Dates: Groups and topics must be established no later than Thursday, May 21. Post your preferences or proposals to your blog between now and Thursday. We can use class time on TH to iron that out and then get started. Tasks must be identified and assigned to be done by each group member over the weekend. Your group will meet during Tuesday’s class to compile the task work and further compose, arrange, and plan to get the draft completed by Thursday, May 28. We will do some peer critique work on the drafts that day. Revised sites are due Friday, May 29 by 6:00 pm. Your group may need to meet on Friday to complete the project.
Expectations: The projects need to contain writing that your group does for it, in addition to any visual media, links etc. employed.

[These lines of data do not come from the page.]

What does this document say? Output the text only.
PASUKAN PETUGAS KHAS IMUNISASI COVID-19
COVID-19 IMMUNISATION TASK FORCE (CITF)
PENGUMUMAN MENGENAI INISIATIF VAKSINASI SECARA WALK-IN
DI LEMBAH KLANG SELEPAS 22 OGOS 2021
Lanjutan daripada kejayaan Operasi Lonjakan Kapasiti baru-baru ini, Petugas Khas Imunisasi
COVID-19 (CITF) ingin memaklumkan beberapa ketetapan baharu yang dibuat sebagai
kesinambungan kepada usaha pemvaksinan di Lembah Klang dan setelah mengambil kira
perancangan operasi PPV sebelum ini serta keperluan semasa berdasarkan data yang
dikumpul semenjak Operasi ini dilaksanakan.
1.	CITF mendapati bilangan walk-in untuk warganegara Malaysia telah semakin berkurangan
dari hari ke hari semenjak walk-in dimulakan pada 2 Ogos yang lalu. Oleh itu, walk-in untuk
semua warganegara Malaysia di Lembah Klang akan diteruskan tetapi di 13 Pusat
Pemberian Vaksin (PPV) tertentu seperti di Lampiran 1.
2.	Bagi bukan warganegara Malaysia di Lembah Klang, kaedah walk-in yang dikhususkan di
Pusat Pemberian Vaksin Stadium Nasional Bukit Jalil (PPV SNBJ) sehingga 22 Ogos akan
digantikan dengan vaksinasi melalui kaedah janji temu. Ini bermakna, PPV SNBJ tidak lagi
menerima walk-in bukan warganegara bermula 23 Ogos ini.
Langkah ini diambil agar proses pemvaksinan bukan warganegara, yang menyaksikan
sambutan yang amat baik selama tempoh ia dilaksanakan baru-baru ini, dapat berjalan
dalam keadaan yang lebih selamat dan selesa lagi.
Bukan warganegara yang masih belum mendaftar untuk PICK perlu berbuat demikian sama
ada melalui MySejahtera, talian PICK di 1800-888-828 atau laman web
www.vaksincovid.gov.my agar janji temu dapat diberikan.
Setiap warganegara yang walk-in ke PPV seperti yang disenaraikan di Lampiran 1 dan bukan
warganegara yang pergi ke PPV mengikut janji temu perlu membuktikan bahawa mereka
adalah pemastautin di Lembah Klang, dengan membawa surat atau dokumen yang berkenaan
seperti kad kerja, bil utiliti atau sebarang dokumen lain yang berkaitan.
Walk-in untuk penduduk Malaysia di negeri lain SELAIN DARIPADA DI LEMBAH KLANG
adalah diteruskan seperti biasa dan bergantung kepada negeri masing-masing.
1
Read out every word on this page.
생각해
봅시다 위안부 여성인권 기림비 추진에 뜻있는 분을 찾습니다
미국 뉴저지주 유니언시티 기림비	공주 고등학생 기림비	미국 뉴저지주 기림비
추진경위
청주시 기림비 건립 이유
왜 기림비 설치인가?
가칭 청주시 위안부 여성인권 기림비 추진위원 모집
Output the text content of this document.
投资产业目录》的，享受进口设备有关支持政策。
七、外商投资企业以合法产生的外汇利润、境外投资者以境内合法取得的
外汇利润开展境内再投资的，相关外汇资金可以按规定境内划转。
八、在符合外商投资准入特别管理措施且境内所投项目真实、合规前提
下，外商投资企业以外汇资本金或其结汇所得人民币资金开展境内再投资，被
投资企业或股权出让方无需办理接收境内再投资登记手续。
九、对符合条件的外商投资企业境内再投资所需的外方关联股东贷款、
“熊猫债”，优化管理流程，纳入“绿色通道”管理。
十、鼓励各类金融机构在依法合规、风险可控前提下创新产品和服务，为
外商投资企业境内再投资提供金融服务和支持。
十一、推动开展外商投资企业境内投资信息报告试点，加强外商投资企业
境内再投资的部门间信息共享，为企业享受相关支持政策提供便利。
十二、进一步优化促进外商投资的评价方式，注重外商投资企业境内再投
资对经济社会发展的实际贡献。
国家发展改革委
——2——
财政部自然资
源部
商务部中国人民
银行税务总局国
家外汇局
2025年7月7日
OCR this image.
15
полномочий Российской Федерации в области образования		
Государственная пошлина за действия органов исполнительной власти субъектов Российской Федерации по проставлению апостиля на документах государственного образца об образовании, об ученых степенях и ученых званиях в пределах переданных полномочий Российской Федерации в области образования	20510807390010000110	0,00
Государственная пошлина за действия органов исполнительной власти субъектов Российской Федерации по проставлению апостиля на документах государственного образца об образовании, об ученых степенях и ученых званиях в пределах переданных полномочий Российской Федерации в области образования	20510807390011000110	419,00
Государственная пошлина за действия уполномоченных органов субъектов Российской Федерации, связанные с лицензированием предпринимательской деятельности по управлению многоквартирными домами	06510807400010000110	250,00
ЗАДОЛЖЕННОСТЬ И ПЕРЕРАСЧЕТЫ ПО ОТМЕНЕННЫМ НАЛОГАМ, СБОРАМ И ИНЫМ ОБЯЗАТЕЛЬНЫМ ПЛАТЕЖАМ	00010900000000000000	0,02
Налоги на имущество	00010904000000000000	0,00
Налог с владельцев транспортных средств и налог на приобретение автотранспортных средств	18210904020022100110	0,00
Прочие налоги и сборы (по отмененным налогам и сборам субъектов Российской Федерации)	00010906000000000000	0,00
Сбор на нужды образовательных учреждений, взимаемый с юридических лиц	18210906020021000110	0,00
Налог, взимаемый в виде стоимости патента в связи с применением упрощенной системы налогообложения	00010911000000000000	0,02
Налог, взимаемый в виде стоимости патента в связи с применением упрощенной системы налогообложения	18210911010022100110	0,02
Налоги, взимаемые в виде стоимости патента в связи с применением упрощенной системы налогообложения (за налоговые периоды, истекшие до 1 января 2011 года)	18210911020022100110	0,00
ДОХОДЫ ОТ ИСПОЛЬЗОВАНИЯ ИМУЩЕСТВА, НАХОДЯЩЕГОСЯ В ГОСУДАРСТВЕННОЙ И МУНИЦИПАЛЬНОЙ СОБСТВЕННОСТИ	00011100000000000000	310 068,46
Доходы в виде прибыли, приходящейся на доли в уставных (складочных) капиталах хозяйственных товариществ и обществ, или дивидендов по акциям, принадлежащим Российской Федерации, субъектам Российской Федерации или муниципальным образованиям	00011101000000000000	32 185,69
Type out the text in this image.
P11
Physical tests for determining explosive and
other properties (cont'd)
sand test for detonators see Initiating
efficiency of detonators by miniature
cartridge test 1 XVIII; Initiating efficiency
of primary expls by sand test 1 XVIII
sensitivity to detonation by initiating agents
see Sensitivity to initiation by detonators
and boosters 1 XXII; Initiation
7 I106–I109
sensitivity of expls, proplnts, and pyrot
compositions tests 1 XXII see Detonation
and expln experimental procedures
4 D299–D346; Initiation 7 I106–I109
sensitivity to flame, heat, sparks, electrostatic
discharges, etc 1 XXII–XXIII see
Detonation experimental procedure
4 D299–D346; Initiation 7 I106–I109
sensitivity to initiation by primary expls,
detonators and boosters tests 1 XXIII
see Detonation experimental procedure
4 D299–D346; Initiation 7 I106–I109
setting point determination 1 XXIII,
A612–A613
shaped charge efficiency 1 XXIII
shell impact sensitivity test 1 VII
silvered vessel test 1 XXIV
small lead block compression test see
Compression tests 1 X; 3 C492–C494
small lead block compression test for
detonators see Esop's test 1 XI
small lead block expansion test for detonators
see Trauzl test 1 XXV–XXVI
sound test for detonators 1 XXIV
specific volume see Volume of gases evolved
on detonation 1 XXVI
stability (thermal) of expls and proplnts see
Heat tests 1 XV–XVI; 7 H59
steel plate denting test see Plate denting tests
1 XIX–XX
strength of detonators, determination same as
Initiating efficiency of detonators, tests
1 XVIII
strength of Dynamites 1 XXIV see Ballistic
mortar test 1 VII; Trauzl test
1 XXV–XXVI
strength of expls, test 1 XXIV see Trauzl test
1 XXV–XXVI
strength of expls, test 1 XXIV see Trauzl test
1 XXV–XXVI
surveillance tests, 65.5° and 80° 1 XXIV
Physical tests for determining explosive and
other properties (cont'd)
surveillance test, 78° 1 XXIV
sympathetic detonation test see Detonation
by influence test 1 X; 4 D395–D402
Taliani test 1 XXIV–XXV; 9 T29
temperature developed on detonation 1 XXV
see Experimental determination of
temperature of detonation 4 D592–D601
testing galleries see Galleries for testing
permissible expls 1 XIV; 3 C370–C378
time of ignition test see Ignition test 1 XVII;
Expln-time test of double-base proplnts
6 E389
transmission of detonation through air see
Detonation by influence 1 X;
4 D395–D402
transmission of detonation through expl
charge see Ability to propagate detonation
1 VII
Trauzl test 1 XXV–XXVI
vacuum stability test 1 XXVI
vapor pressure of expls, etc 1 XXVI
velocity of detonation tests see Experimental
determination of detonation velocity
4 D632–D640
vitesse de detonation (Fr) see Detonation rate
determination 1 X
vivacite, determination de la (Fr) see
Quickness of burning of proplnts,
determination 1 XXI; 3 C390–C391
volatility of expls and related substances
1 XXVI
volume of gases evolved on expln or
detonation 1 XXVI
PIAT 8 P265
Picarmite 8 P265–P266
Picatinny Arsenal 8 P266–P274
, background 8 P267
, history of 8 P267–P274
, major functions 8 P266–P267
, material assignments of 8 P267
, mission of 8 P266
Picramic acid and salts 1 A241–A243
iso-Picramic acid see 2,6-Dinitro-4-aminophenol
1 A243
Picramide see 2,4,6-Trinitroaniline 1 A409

The writing needs to be of good quality, well-edited, and follow MLA citation standards. The project must include a works cited list. The project needs to be useful, interesting, perhaps entertaining, and show thoughtful organization. Consider using a site index to allow readers to go to topics that interest them. Use the interlinking and graphical capacity of the web.
You can use a group blog through blogger, or google docs, or even make a site using Dreamweaver and put it on OAK.
The draft needs to be online in order to get peer responses. I expect more volume from a group of 3-4 than from a two person group.